Scrutiny on fundraising


“The SC would like to confirm that it has conducted the raids."

PETALING JAYA: The Securities Commission (SC) says it conducted raids on premises of listed companies for suspected abuse of fundraising activities, confirming StarBiz’s article “SC raids premises of listed firms” published on March 14.

“The SC would like to confirm that it has conducted the raids.
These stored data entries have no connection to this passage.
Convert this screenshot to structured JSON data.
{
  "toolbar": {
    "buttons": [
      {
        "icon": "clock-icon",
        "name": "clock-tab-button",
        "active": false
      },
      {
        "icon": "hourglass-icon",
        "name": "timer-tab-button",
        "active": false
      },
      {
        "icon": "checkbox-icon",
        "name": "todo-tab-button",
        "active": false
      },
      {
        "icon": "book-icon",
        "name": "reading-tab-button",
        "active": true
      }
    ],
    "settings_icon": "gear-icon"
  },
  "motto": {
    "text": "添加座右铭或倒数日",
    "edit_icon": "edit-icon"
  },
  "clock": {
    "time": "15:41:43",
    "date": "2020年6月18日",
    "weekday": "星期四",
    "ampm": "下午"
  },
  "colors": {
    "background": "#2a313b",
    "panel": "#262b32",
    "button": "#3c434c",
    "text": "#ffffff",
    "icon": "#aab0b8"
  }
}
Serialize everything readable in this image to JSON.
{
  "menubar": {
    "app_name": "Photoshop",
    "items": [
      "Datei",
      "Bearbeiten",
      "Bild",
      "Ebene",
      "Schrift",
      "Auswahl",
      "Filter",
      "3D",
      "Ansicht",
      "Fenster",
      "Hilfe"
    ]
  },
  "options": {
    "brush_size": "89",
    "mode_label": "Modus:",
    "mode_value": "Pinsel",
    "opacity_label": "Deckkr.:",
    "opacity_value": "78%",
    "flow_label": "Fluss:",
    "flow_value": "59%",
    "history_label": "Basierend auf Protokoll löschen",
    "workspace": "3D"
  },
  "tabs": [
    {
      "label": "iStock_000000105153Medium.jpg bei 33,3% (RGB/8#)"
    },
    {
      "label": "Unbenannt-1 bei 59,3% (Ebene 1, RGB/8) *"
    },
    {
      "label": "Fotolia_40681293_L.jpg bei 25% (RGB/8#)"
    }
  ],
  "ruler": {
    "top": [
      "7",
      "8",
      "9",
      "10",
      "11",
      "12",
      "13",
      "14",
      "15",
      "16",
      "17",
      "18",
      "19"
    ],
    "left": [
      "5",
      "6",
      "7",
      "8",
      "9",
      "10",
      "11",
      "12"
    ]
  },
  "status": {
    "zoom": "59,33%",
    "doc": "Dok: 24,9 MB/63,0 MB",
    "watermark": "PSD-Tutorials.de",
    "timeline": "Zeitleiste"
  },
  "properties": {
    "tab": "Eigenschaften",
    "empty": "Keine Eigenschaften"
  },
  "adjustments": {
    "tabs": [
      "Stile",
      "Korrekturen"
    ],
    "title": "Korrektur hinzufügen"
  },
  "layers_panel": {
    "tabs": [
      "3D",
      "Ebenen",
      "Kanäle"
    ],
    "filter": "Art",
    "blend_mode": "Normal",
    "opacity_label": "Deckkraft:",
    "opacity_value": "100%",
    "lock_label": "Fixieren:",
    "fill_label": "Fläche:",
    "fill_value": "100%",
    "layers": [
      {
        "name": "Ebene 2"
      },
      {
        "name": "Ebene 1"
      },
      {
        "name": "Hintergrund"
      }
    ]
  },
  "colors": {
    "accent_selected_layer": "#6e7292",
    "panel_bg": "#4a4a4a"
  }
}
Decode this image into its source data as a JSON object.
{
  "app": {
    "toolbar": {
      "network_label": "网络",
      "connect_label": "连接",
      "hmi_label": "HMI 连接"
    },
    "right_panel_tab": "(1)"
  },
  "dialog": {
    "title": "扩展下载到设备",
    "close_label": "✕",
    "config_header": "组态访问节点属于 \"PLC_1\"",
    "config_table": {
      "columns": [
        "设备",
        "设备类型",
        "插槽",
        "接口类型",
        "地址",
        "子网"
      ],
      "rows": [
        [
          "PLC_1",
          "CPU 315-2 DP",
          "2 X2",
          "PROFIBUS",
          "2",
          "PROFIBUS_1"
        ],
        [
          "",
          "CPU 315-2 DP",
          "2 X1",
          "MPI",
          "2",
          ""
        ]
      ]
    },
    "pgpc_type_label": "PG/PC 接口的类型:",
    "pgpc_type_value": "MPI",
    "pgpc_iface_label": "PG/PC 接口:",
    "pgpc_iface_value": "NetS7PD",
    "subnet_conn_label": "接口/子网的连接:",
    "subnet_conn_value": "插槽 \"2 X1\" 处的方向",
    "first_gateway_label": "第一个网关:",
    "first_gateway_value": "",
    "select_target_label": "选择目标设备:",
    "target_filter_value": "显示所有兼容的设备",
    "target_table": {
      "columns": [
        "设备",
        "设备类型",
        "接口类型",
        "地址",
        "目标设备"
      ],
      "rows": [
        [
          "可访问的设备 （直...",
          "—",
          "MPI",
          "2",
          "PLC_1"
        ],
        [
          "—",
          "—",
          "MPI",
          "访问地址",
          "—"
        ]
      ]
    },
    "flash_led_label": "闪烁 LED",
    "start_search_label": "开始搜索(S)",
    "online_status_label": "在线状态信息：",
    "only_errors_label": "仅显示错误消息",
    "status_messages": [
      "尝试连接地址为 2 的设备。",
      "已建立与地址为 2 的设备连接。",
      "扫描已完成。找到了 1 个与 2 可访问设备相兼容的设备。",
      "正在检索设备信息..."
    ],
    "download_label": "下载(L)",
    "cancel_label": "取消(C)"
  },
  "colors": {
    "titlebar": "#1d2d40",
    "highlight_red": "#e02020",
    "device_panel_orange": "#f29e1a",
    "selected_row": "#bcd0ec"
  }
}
However, the SC is not able to provide further details as the investigations are ongoing,” it said via an email statement yesterday.

In the article, the capital market regulator had initiated investigations into several public-listed companies for alleged fraud, as well as potential false or misleading disclosure in their fundraising exercises.

It is learnt that the raids were conducted around the Tropicana area in Petaling Jaya.

Fundraising exercises such as private placements, employees share option schemes and rights issues are a norm for PLCs looking to secure funds for recapitalisation purposes.

However, capital raised from secondary issuance over the last few years has increased substantially but most of these companies have yet to see meaningful improved financial health, raising the question of how the funds were being utilised.

According to the SC, fresh capital raised from secondary issuance rose 76% year-on-year (y-o-y) to RM8bil in 2020 and another 78.8% y-o-y jump to RM14.3bil in 2021.

Subsequently, the figure grew to RM22.6bil in 2022 in terms of capital raised from secondary issuance albeit at a slower pace of 58%.

Generally, investors frown upon companies favouring private placement exercises mainly due to the dilution of the stakes of minority shareholders.

Also, there is a lack of clarity on the utilisation of the proceeds as these companies tend to say that the proceeds are meant for working capital purposes and do not reveal the identity of the placees.

Most of these companies adopt a similar pattern of fundraising exercises, consisting of a share placement, followed by a cash call and share issuance schemes to reward employees, especially the board of directors.

Their share prices tend to move higher soon after these fundraising exercises, regardless of whether there are any improvements in their financial performance.

Unfortunately, minority shareholders are at the mercy of the controlling shareholders when it comes to such fundraising exercises. How should the authorities step up their efforts to protect minority shareholders’ interests?

“I believe SC has already been enforcing stringent transparency requirements, including mandatory disclosure of financial statements, fundraising purposes, and the use of funds raised to ensure that investors have access to accurate information to make informed decisions,” a chief investment officer told StarBiz.

He added that the SC has also been implementing rigorous due diligence procedures for approving fundraising activities, including thorough scrutiny of PLCs’ financial health, management integrity, and business plans.

“Nevertheless, I believe a more regular reporting on fund utilisation and progress against stated objectives is required post fundraising activities, thereby ensuring timely utilisation of proceeds and do not apply to any undesired area, as opposed to what was planned during the activity.

“A regular update also forces companies to carry out the desired plan that was being disclosed to investors,” he said.

Meanwhile, Etiqa Insurance & Takaful chief strategy officer Chris Eng pointed out that the activity on Bursa Malaysia, in recent months, has shifted more towards mid-and small-cap companies even as the broader market has risen in anticipation of greater liquidity arising from the interest rate cuts of central banks around the world.

“This activity among the smaller caps has also attracted retail interest back somewhat into the market and therefore the activities of the regulator is timely to ensure proper market conduct amongst smaller listed companies.

“It serves as a reminder for the broader market that Malaysia is a well-regulated market,” he added.

As it is, a number of listed companies, especially the mid-to-small cap companies, had taken advantage of relaxed fund-raising rules during the Covid-19 crisis,

The rules permitted companies to sell up to 20% of their issued share capital via private placements until Dec 31, 2021, compared with 10% previously.

In addition, companies were allowed to issue up to 30% of their existing share capital in a share placement if the shareholders approved the exercise at an EGM.

During the period, there were more than 20 PLCs which had undertaken private placement exercises. Already, Bursa Malaysia is making efforts to enhance the transparency on fund-raising exercises involving new securities issuance.

The exchange issued a consultation paper late last year, seeking public feedback on the proposed amendments to the Main Market and ACE Market Listing Requirements.

Among the key proposed amendments include enhancing transparency on fund-raising exercises involving new issue of securities through enhanced disclosures in relation to placement exercises, status of utilisation of proceeds raised and past equity fund-raising exercises where the proceeds raised have yet to be fully utilised.

The regulator is also proposing to enhance the employee share scheme framework by subjecting a share grant scheme to the same restriction on the total number of shares issued under a share issuance scheme.

This includes enhancing transparency pertaining to the options or shares granted under an employee share scheme based on categories of participants.